Blog
Tak Hanya "What You Eat", Tetapi "How You Eat" Juga Berpengaruh Terhadap Microbiome Kamu!
May 14, 2024 by Anita Desyanti
Share
Bukan sekadar apa yang kamu makan, tapi dari segi porsi akan berpengaruh terhadap kesehatan microbiome, yang berujung pada stabilitas imunitas.
Kamu pasti sering dengar, ya, quote “You are what you eat”? Istilah ini punya makna semua asupan makanan yang kamu masukkan ke tubuh, mewakili keadaan kesehatan kamu. Akan ada sejumlah efek yang ditimbulkan, entah itu sehat atau sebaliknya. Namun, tidak muncul secara langsung, melainkan dirasakan sekian tahun yang akan datang.
Mengingat sekarang momennya sedang puasa dan sebentar lagi Lebaran yang identik dengan kegiatan makan, sebisa mungkin jangan lupakan kebiasaan makan yang baik, ya. Tak hanya memperhatikan jenis makanan, namun hati-hati pula dalam segi jumlah. Karena apapun kamu konsumsi secara berlebih, sekalipun makanan bergizi, tetap tidak baik.

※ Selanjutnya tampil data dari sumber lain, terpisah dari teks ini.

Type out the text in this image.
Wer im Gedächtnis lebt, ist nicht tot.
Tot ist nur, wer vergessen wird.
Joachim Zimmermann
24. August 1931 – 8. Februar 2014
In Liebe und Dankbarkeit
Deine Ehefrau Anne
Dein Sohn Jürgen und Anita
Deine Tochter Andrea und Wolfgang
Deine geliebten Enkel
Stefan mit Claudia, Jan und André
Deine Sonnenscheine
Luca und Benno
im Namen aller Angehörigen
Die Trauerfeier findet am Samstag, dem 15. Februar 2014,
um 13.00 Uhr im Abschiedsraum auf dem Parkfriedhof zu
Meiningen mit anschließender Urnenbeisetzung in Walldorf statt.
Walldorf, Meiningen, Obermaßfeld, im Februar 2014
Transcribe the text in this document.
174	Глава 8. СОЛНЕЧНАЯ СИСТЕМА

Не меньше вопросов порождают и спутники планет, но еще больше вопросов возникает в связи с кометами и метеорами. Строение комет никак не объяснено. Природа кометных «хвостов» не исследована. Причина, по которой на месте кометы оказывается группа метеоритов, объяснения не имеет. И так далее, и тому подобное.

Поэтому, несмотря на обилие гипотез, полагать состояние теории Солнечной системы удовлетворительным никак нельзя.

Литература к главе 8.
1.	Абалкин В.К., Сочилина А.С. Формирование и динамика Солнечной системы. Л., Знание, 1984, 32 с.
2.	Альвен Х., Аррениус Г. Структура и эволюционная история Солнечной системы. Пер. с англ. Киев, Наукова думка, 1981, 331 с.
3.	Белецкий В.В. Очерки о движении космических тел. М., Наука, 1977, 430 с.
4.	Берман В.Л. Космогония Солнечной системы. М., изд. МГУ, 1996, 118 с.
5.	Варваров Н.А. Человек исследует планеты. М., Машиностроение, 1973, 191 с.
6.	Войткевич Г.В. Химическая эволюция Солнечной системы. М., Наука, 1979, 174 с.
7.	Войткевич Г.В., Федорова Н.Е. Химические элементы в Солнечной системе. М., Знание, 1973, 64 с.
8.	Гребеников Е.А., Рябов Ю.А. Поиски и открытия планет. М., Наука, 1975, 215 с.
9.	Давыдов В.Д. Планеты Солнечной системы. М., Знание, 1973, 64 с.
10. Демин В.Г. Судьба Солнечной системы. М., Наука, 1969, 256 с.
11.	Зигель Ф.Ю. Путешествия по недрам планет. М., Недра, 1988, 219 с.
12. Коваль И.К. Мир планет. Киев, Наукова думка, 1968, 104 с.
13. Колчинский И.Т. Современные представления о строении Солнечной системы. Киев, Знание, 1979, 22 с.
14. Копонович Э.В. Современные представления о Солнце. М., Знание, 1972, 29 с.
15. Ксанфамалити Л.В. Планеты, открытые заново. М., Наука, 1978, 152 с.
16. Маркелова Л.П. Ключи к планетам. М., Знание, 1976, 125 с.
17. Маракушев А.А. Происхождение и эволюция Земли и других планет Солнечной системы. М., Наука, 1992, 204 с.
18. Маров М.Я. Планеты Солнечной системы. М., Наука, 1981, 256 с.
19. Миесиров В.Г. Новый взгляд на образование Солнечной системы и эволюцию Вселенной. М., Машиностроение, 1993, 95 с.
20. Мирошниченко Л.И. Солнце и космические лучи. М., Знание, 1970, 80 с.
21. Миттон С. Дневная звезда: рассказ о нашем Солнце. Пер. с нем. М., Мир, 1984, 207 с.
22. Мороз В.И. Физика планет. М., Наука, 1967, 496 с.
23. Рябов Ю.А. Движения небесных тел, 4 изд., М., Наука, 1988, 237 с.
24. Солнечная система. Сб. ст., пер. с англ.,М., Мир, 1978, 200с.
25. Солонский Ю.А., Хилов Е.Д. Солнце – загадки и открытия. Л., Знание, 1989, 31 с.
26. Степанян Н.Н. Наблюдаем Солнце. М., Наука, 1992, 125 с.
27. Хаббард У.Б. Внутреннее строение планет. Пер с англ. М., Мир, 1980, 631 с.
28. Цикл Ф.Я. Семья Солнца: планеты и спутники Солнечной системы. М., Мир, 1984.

Khususnya ketika berbuka puasa, biasanya ada sensasi kalap, karena hampir 12 jam sudah menahan lapar dan haus. Begitu melihat berbagai sajian takjil dan menu untuk makan besar, nafsu tak tertahan - jadilah memasukkan apa yang terlihat enak di mata, padahal belum tentu dibutuhkan oleh tubuh. Misalnya, aneka gorengan yang pekat dengan minyak. Belum lagi minuman yang terlalu manis.
Baca Juga: 8 Fakta Mengejutkan Puasa bagi Kesehatan Kulit
Begitu juga dengan momen Lebaran, nih. Jangan sampai dijadikan ajang “balas dendam” karena sebulan penuh absen makan siang, lalu menjejali perut dengan nyaris semua hidangan khas Lebaran yang rata-rata bersantan, namun tak memperhatikan jumlahnya.
Padahal, bijak dengan jumlah makanan kamu, erat kaitannya dengan kesehatan sejumlah microbiome dalam tubuh kamu, lho. Hal ini punya korelasi kuat dengan daya tahan tubuh kamu melawan sejumlah penyakit. Kita bahas bagian selanjutnya, ya.
Di atas sempat disinggung ada hubungan antara jumlah makanan yang kamu konsumsi dengan kesehatan microbiome. Apa sih sebetulnya microbiome ini?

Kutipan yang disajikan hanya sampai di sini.